GRPO: PPO for DeepSeek
GRPO can be expressed as follows: \begin{align*} \mathcal{J} = \frac{1}{G}\sum_{i=1}^{G} \min \left(\frac{\pi_{\theta}\left(o_i | q\right)}{\pi_{\theta_{\text{k}}}\left(o_i | q\right)} A_i, \text{ Clip}\left(\frac{\pi_{\theta}\left(o_i | q\right)}{\pi_{\theta_{\text{k}}}\left(o_i | q\right)}, 1-\varepsilon, 1+\varepsilon\right) A_{i}\right) -\beta D_{KL}(\pi_{\theta}| \pi_{\text{ref}}). \end{align*}
- GRPO first samples a group of outputs ${o_1, o_2,\dots, o_G }$ from the old policy $\pi_{\theta_k}$
- Then it optimizes the policy model by maximizing the objective
- The KL-divergence is used to restrict the sudden change of policy.
- The advantage can be calculated by averaging and normalizing the rewards.
- Instead of using a value model explicitly, GRPO computes a value of the states (i.e., $o_i$) by averaging them. - Note that $A(s,a) = Q(s,a)-V(s)$
- $\pi_{\text{ref}}$ is the reference model, which is an initial SFT model.
DeepSeek-R1
DeepSeek-R1 is essentially a large language model fine-tuned using reinforcement learning. The process begins with training the DeepSeek-V3 model using the GRPO technique described earlier. Before applying RL, the model is pre-tuned with a small, carefully curated set of warm-up data designed to encourage logical outputs in a Chain-of-Thought (CoT) format. This preliminary step significantly improves training stability.
Interestingly, DeepSeek’s researchers first experimented with pure RL training—without any supervised signals—which led to the creation of DeepSeek-R1-Zero. Here are some observations from that experiment and my opinions.
DeepSeek R1-Zero
To train DeepSeek-R1-Zero, a rule-based reward signal was adopted. Two types of rewards are used:
- Accuracy rewards: The reward model evaluates whether the response is correct. For example, in math problems with deterministic results, the model is required to provide the final answer in a specified format, enabling reliable rule-based verification of correctness. Similarly, for LeetCode problems, a compiler can be used to generate feedback based on predefined test cases.

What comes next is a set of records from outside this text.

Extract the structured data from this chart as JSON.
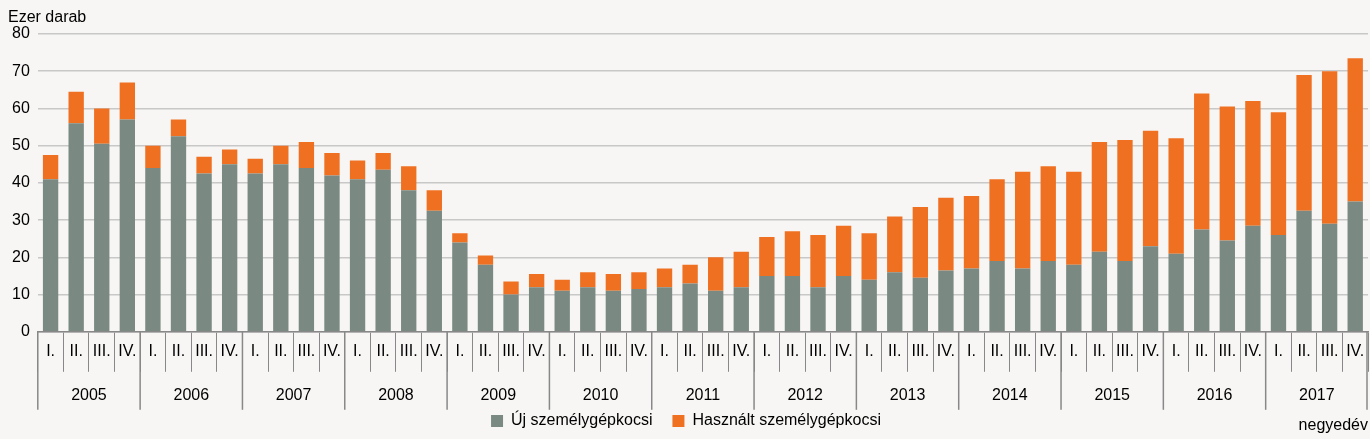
{
  "chart_data": {
    "type": "bar",
    "stacked": true,
    "ylabel": "Ezer darab",
    "xlabel": "negyedév",
    "categories": [
      "I.",
      "II.",
      "III.",
      "IV.",
      "I.",
      "II.",
      "III.",
      "IV.",
      "I.",
      "II.",
      "III.",
      "IV.",
      "I.",
      "II.",
      "III.",
      "IV.",
      "I.",
      "II.",
      "III.",
      "IV.",
      "I.",
      "II.",
      "III.",
      "IV.",
      "I.",
      "II.",
      "III.",
      "IV.",
      "I.",
      "II.",
      "III.",
      "IV.",
      "I.",
      "II.",
      "III.",
      "IV.",
      "I.",
      "II.",
      "III.",
      "IV.",
      "I.",
      "II.",
      "III.",
      "IV.",
      "I.",
      "II.",
      "III.",
      "IV.",
      "I.",
      "II.",
      "III.",
      "IV."
    ],
    "annotations": [
      "2005",
      "2006",
      "2007",
      "2008",
      "2009",
      "2010",
      "2011",
      "2012",
      "2013",
      "2014",
      "2015",
      "2016",
      "2017"
    ],
    "series": [
      {
        "name": "Új személygépkocsi",
        "color": "#7a8a82",
        "values": [
          41,
          56,
          50.5,
          57,
          44,
          52.5,
          42.5,
          45,
          42.5,
          45,
          44,
          42,
          41,
          43.5,
          38,
          32.5,
          24,
          18,
          10,
          12,
          11,
          12,
          11,
          11.5,
          12,
          13,
          11,
          12,
          15,
          15,
          12,
          15,
          14,
          16,
          14.5,
          16.5,
          17,
          19,
          17,
          19,
          18,
          21.5,
          19,
          23,
          21,
          27.5,
          24.5,
          28.5,
          26,
          32.5,
          29,
          35
        ]
      },
      {
        "name": "Használt személygépkocsi",
        "color": "#f07022",
        "values": [
          6.5,
          8.5,
          9.5,
          10,
          6,
          4.5,
          4.5,
          4,
          4,
          5,
          7,
          6,
          5,
          4.5,
          6.5,
          5.5,
          2.5,
          2.5,
          3.5,
          3.5,
          3,
          4,
          4.5,
          4.5,
          5,
          5,
          9,
          9.5,
          10.5,
          12,
          14,
          13.5,
          12.5,
          15,
          19,
          19.5,
          19.5,
          22,
          26,
          25.5,
          25,
          29.5,
          32.5,
          31,
          31,
          36.5,
          36,
          33.5,
          33,
          36.5,
          41,
          38.5
        ]
      }
    ],
    "ylim": [
      0,
      80
    ],
    "yticks": [
      0,
      10,
      20,
      30,
      40,
      50,
      60,
      70,
      80
    ],
    "grid": "y",
    "legend": "bottom"
  }
}
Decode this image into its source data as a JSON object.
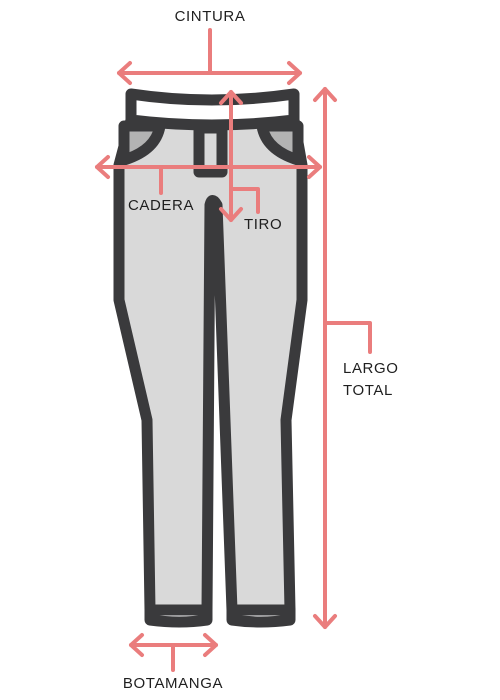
{
  "labels": {
    "cintura": "CINTURA",
    "cadera": "CADERA",
    "tiro": "TIRO",
    "largo_total_line1": "LARGO",
    "largo_total_line2": "TOTAL",
    "botamanga": "BOTAMANGA"
  },
  "colors": {
    "measure_line": "#ea7d7d",
    "outline": "#3a3a3c",
    "fabric": "#d9d9d9",
    "pocket": "#b3b3b3",
    "waistband": "#ffffff",
    "text": "#1f1f1f"
  },
  "icons": {
    "garment": "jeans-icon"
  }
}
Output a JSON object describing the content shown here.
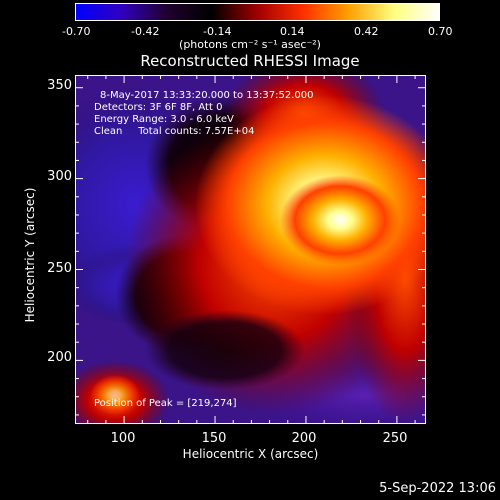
{
  "colorbar": {
    "ticks": [
      "-0.70",
      "-0.42",
      "-0.14",
      "0.14",
      "0.42",
      "0.70"
    ],
    "units": "(photons cm⁻² s⁻¹ asec⁻²)",
    "colors": [
      "#0000ff",
      "#3000c0",
      "#200030",
      "#000000",
      "#a00000",
      "#ff3000",
      "#ffa000",
      "#ffff80",
      "#ffffff"
    ]
  },
  "title": "Reconstructed RHESSI Image",
  "annotations": {
    "time_range": "8-May-2017 13:33:20.000 to 13:37:52.000",
    "detectors": "Detectors: 3F 6F 8F, Att 0",
    "energy": "Energy Range: 3.0 - 6.0 keV",
    "clean": "Clean     Total counts: 7.57E+04",
    "peak": "Position of Peak = [219,274]"
  },
  "axes": {
    "xlabel": "Heliocentric X (arcsec)",
    "ylabel": "Heliocentric Y (arcsec)",
    "xticks": [
      "100",
      "150",
      "200",
      "250"
    ],
    "yticks": [
      "200",
      "250",
      "300",
      "350"
    ],
    "xlim": [
      73,
      266
    ],
    "ylim": [
      165,
      357
    ]
  },
  "footer": "5-Sep-2022 13:06"
}
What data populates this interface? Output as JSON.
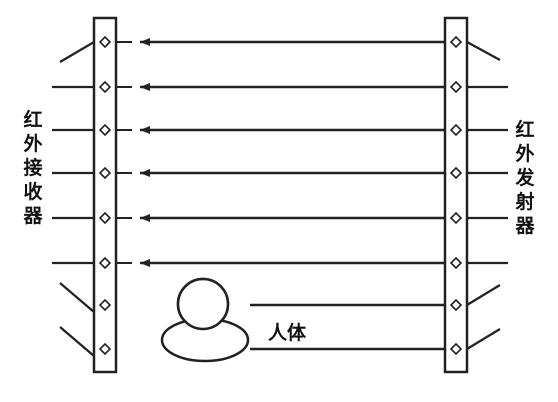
{
  "receiver": {
    "label": "红外接收器"
  },
  "emitter": {
    "label": "红外发射器"
  },
  "person": {
    "label": "人体"
  },
  "colors": {
    "ink": "#222222"
  },
  "beams": {
    "total": 8,
    "interrupted": [
      7,
      8
    ]
  }
}
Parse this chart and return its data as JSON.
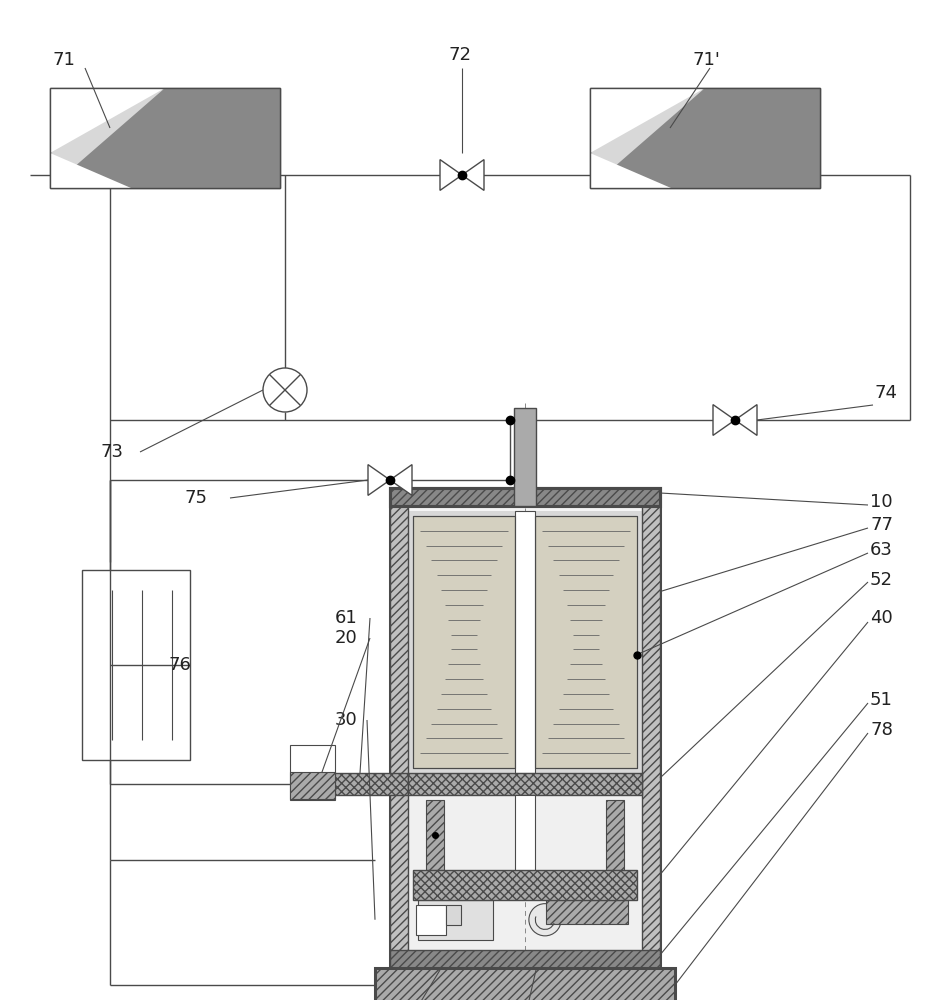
{
  "bg_color": "#ffffff",
  "line_color": "#4a4a4a",
  "figsize": [
    9.42,
    10.0
  ],
  "dpi": 100,
  "lw_main": 1.0,
  "lw_thick": 2.2,
  "gray_light": "#d8d8d8",
  "gray_med": "#aaaaaa",
  "gray_dark": "#888888",
  "gray_fill": "#c0c0c0",
  "white": "#ffffff",
  "hatch_dense": "////",
  "hatch_cross": "xxxx"
}
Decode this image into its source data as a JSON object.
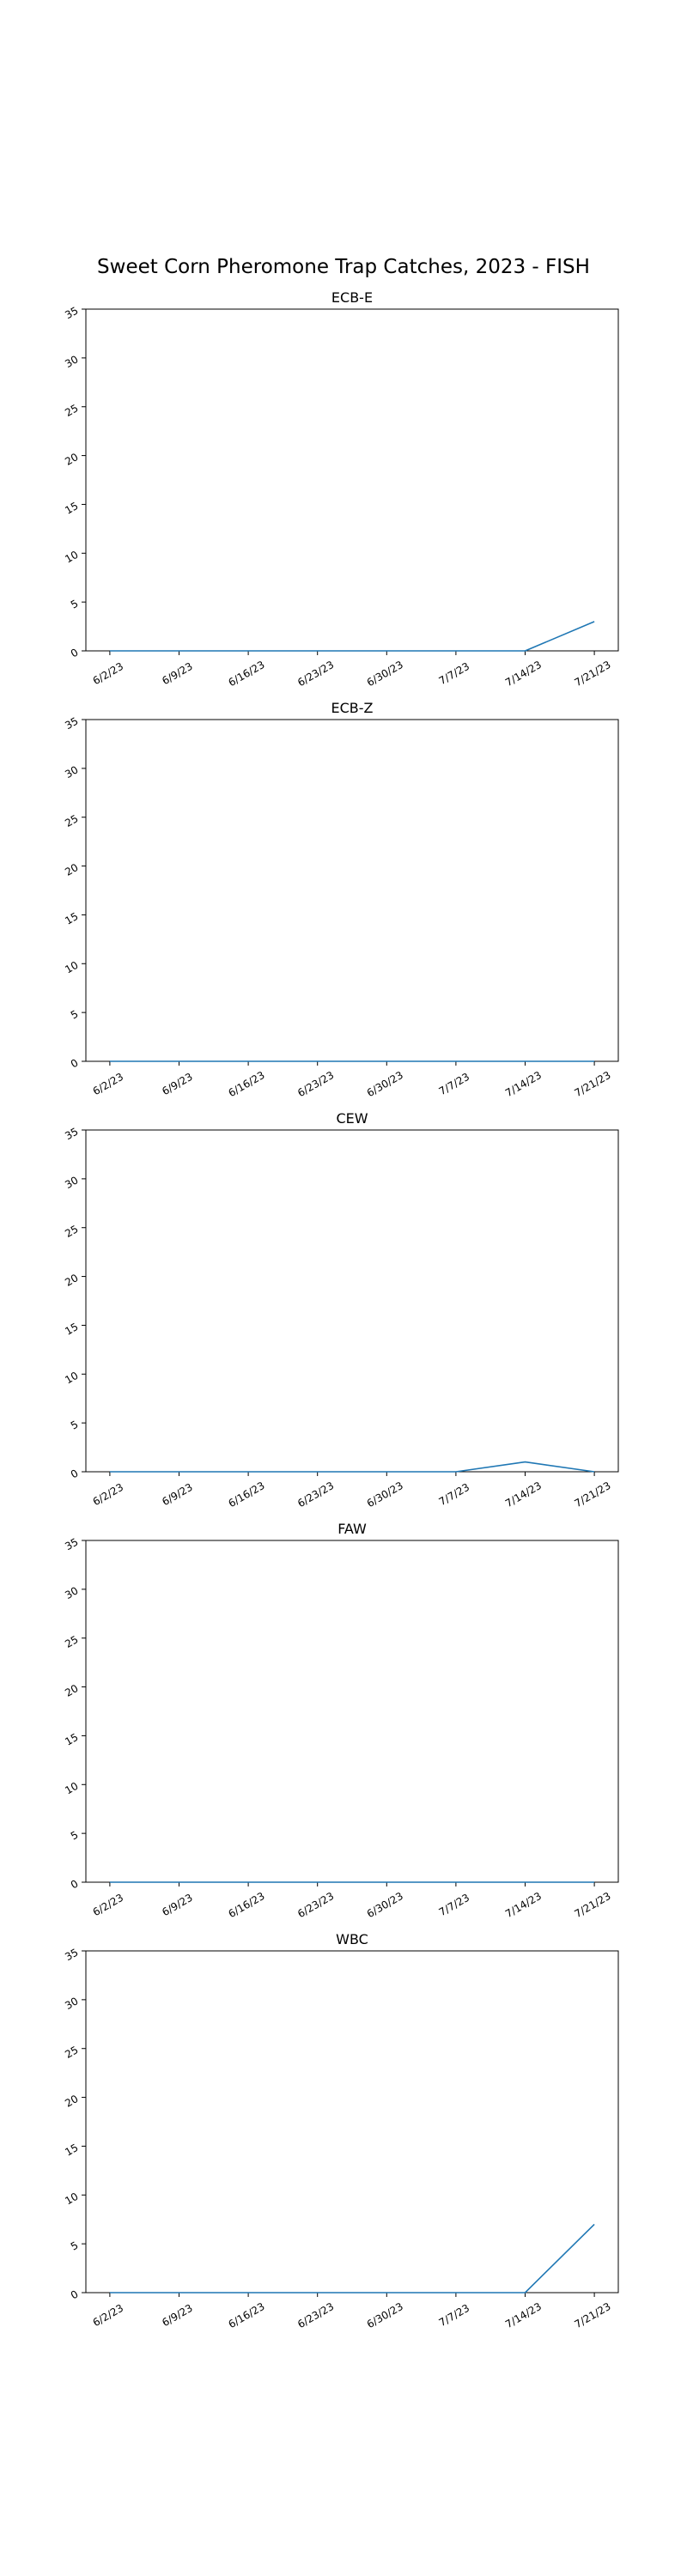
{
  "figure": {
    "title": "Sweet Corn Pheromone Trap Catches, 2023 - FISH"
  },
  "chart_data": [
    {
      "type": "line",
      "title": "ECB-E",
      "categories": [
        "6/2/23",
        "6/9/23",
        "6/16/23",
        "6/23/23",
        "6/30/23",
        "7/7/23",
        "7/14/23",
        "7/21/23"
      ],
      "values": [
        0,
        0,
        0,
        0,
        0,
        0,
        0,
        3
      ],
      "ylim": [
        0,
        35
      ],
      "yticks": [
        0,
        5,
        10,
        15,
        20,
        25,
        30,
        35
      ],
      "color": "#1f77b4",
      "grid": false
    },
    {
      "type": "line",
      "title": "ECB-Z",
      "categories": [
        "6/2/23",
        "6/9/23",
        "6/16/23",
        "6/23/23",
        "6/30/23",
        "7/7/23",
        "7/14/23",
        "7/21/23"
      ],
      "values": [
        0,
        0,
        0,
        0,
        0,
        0,
        0,
        0
      ],
      "ylim": [
        0,
        35
      ],
      "yticks": [
        0,
        5,
        10,
        15,
        20,
        25,
        30,
        35
      ],
      "color": "#1f77b4",
      "grid": false
    },
    {
      "type": "line",
      "title": "CEW",
      "categories": [
        "6/2/23",
        "6/9/23",
        "6/16/23",
        "6/23/23",
        "6/30/23",
        "7/7/23",
        "7/14/23",
        "7/21/23"
      ],
      "values": [
        0,
        0,
        0,
        0,
        0,
        0,
        1,
        0
      ],
      "ylim": [
        0,
        35
      ],
      "yticks": [
        0,
        5,
        10,
        15,
        20,
        25,
        30,
        35
      ],
      "color": "#1f77b4",
      "grid": false
    },
    {
      "type": "line",
      "title": "FAW",
      "categories": [
        "6/2/23",
        "6/9/23",
        "6/16/23",
        "6/23/23",
        "6/30/23",
        "7/7/23",
        "7/14/23",
        "7/21/23"
      ],
      "values": [
        0,
        0,
        0,
        0,
        0,
        0,
        0,
        0
      ],
      "ylim": [
        0,
        35
      ],
      "yticks": [
        0,
        5,
        10,
        15,
        20,
        25,
        30,
        35
      ],
      "color": "#1f77b4",
      "grid": false
    },
    {
      "type": "line",
      "title": "WBC",
      "categories": [
        "6/2/23",
        "6/9/23",
        "6/16/23",
        "6/23/23",
        "6/30/23",
        "7/7/23",
        "7/14/23",
        "7/21/23"
      ],
      "values": [
        0,
        0,
        0,
        0,
        0,
        0,
        0,
        7
      ],
      "ylim": [
        0,
        35
      ],
      "yticks": [
        0,
        5,
        10,
        15,
        20,
        25,
        30,
        35
      ],
      "color": "#1f77b4",
      "grid": false
    }
  ]
}
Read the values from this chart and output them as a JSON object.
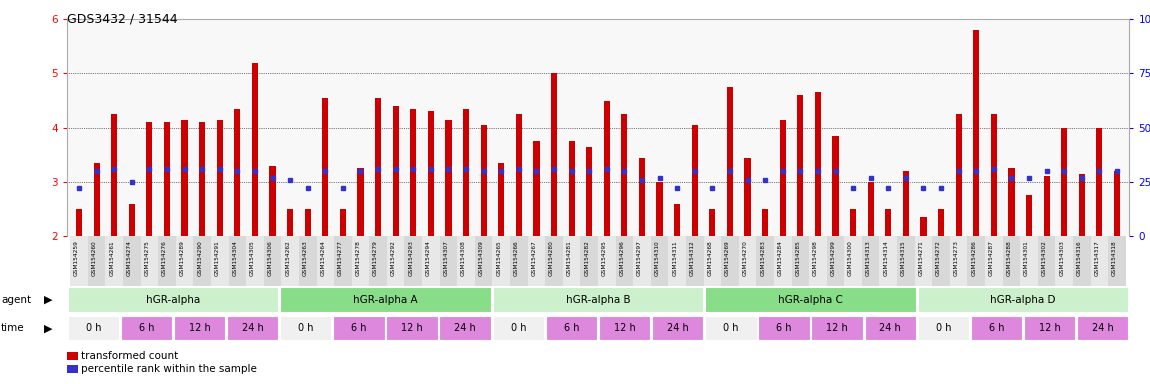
{
  "title": "GDS3432 / 31544",
  "samples": [
    "GSM154259",
    "GSM154260",
    "GSM154261",
    "GSM154274",
    "GSM154275",
    "GSM154276",
    "GSM154289",
    "GSM154290",
    "GSM154291",
    "GSM154304",
    "GSM154305",
    "GSM154306",
    "GSM154262",
    "GSM154263",
    "GSM154264",
    "GSM154277",
    "GSM154278",
    "GSM154279",
    "GSM154292",
    "GSM154293",
    "GSM154294",
    "GSM154307",
    "GSM154308",
    "GSM154309",
    "GSM154265",
    "GSM154266",
    "GSM154267",
    "GSM154280",
    "GSM154281",
    "GSM154282",
    "GSM154295",
    "GSM154296",
    "GSM154297",
    "GSM154310",
    "GSM154311",
    "GSM154312",
    "GSM154268",
    "GSM154269",
    "GSM154270",
    "GSM154283",
    "GSM154284",
    "GSM154285",
    "GSM154298",
    "GSM154299",
    "GSM154300",
    "GSM154313",
    "GSM154314",
    "GSM154315",
    "GSM154271",
    "GSM154272",
    "GSM154273",
    "GSM154286",
    "GSM154287",
    "GSM154288",
    "GSM154301",
    "GSM154302",
    "GSM154303",
    "GSM154316",
    "GSM154317",
    "GSM154318"
  ],
  "red_values": [
    2.5,
    3.35,
    4.25,
    2.6,
    4.1,
    4.1,
    4.15,
    4.1,
    4.15,
    4.35,
    5.2,
    3.3,
    2.5,
    2.5,
    4.55,
    2.5,
    3.25,
    4.55,
    4.4,
    4.35,
    4.3,
    4.15,
    4.35,
    4.05,
    3.35,
    4.25,
    3.75,
    5.0,
    3.75,
    3.65,
    4.5,
    4.25,
    3.45,
    3.0,
    2.6,
    4.05,
    2.5,
    4.75,
    3.45,
    2.5,
    4.15,
    4.6,
    4.65,
    3.85,
    2.5,
    3.0,
    2.5,
    3.2,
    2.35,
    2.5,
    4.25,
    5.8,
    4.25,
    3.25,
    2.75,
    3.1,
    4.0,
    3.15,
    4.0,
    3.2
  ],
  "blue_pct": [
    22,
    30,
    31,
    25,
    31,
    31,
    31,
    31,
    31,
    30,
    30,
    27,
    26,
    22,
    30,
    22,
    30,
    31,
    31,
    31,
    31,
    31,
    31,
    30,
    30,
    31,
    30,
    31,
    30,
    30,
    31,
    30,
    26,
    27,
    22,
    30,
    22,
    30,
    26,
    26,
    30,
    30,
    30,
    30,
    22,
    27,
    22,
    27,
    22,
    22,
    30,
    30,
    31,
    27,
    27,
    30,
    30,
    27,
    30,
    30
  ],
  "agents": [
    {
      "label": "hGR-alpha",
      "start": 0,
      "end": 12,
      "color": "#ccf0cc"
    },
    {
      "label": "hGR-alpha A",
      "start": 12,
      "end": 24,
      "color": "#88dd88"
    },
    {
      "label": "hGR-alpha B",
      "start": 24,
      "end": 36,
      "color": "#ccf0cc"
    },
    {
      "label": "hGR-alpha C",
      "start": 36,
      "end": 48,
      "color": "#88dd88"
    },
    {
      "label": "hGR-alpha D",
      "start": 48,
      "end": 60,
      "color": "#ccf0cc"
    }
  ],
  "times": [
    {
      "label": "0 h",
      "bg": "#f0f0f0",
      "start": 0,
      "end": 3
    },
    {
      "label": "6 h",
      "bg": "#dd88dd",
      "start": 3,
      "end": 6
    },
    {
      "label": "12 h",
      "bg": "#dd88dd",
      "start": 6,
      "end": 9
    },
    {
      "label": "24 h",
      "bg": "#dd88dd",
      "start": 9,
      "end": 12
    },
    {
      "label": "0 h",
      "bg": "#f0f0f0",
      "start": 12,
      "end": 15
    },
    {
      "label": "6 h",
      "bg": "#dd88dd",
      "start": 15,
      "end": 18
    },
    {
      "label": "12 h",
      "bg": "#dd88dd",
      "start": 18,
      "end": 21
    },
    {
      "label": "24 h",
      "bg": "#dd88dd",
      "start": 21,
      "end": 24
    },
    {
      "label": "0 h",
      "bg": "#f0f0f0",
      "start": 24,
      "end": 27
    },
    {
      "label": "6 h",
      "bg": "#dd88dd",
      "start": 27,
      "end": 30
    },
    {
      "label": "12 h",
      "bg": "#dd88dd",
      "start": 30,
      "end": 33
    },
    {
      "label": "24 h",
      "bg": "#dd88dd",
      "start": 33,
      "end": 36
    },
    {
      "label": "0 h",
      "bg": "#f0f0f0",
      "start": 36,
      "end": 39
    },
    {
      "label": "6 h",
      "bg": "#dd88dd",
      "start": 39,
      "end": 42
    },
    {
      "label": "12 h",
      "bg": "#dd88dd",
      "start": 42,
      "end": 45
    },
    {
      "label": "24 h",
      "bg": "#dd88dd",
      "start": 45,
      "end": 48
    },
    {
      "label": "0 h",
      "bg": "#f0f0f0",
      "start": 48,
      "end": 51
    },
    {
      "label": "6 h",
      "bg": "#dd88dd",
      "start": 51,
      "end": 54
    },
    {
      "label": "12 h",
      "bg": "#dd88dd",
      "start": 54,
      "end": 57
    },
    {
      "label": "24 h",
      "bg": "#dd88dd",
      "start": 57,
      "end": 60
    }
  ],
  "ylim_left": [
    2.0,
    6.0
  ],
  "ylim_right": [
    0,
    100
  ],
  "yticks_left": [
    2,
    3,
    4,
    5,
    6
  ],
  "yticks_right": [
    0,
    25,
    50,
    75,
    100
  ],
  "red_color": "#cc0000",
  "blue_color": "#3333cc",
  "baseline": 2.0,
  "bar_width": 0.35
}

- Format rewards: In addition to the accuracy reward model, they employed a format reward model that enforces the model to put its thinking process between
<think>
and</think>
tags.
Notably, DeepSeek-R1 does not rely on a neural reward model—likely because neural models may not consistently provide reliable rewards for training.
The team also reported an intriguing “aha moment” with DeepSeek-R1-Zero:
“DeepSeek-R1-Zero learns to allocate more thinking time to a problem by reevaluating its initial approach. This behavior is not only a testament to the model’s growing reasoning abilities but also a captivating example of how reinforcement learning can lead to unexpected and sophisticated outcomes.”
However, such behavior appears infrequently. More often, DeepSeek-R1-Zero tends to generate gibberish outputs, which may be attributed to the inherently unstable nature of RL training.
Conclusion
In this post, I’ve introduced some of the core ideas behind the DeepSeek-v3 and R1 models. While their deep learning techniques are undoubtedly interesting, I find their hardware-level engineering particularly more impressive. In my opinion, their success lies in these engineering achievements, and I look forward to exploring this aspect in a forthcoming post.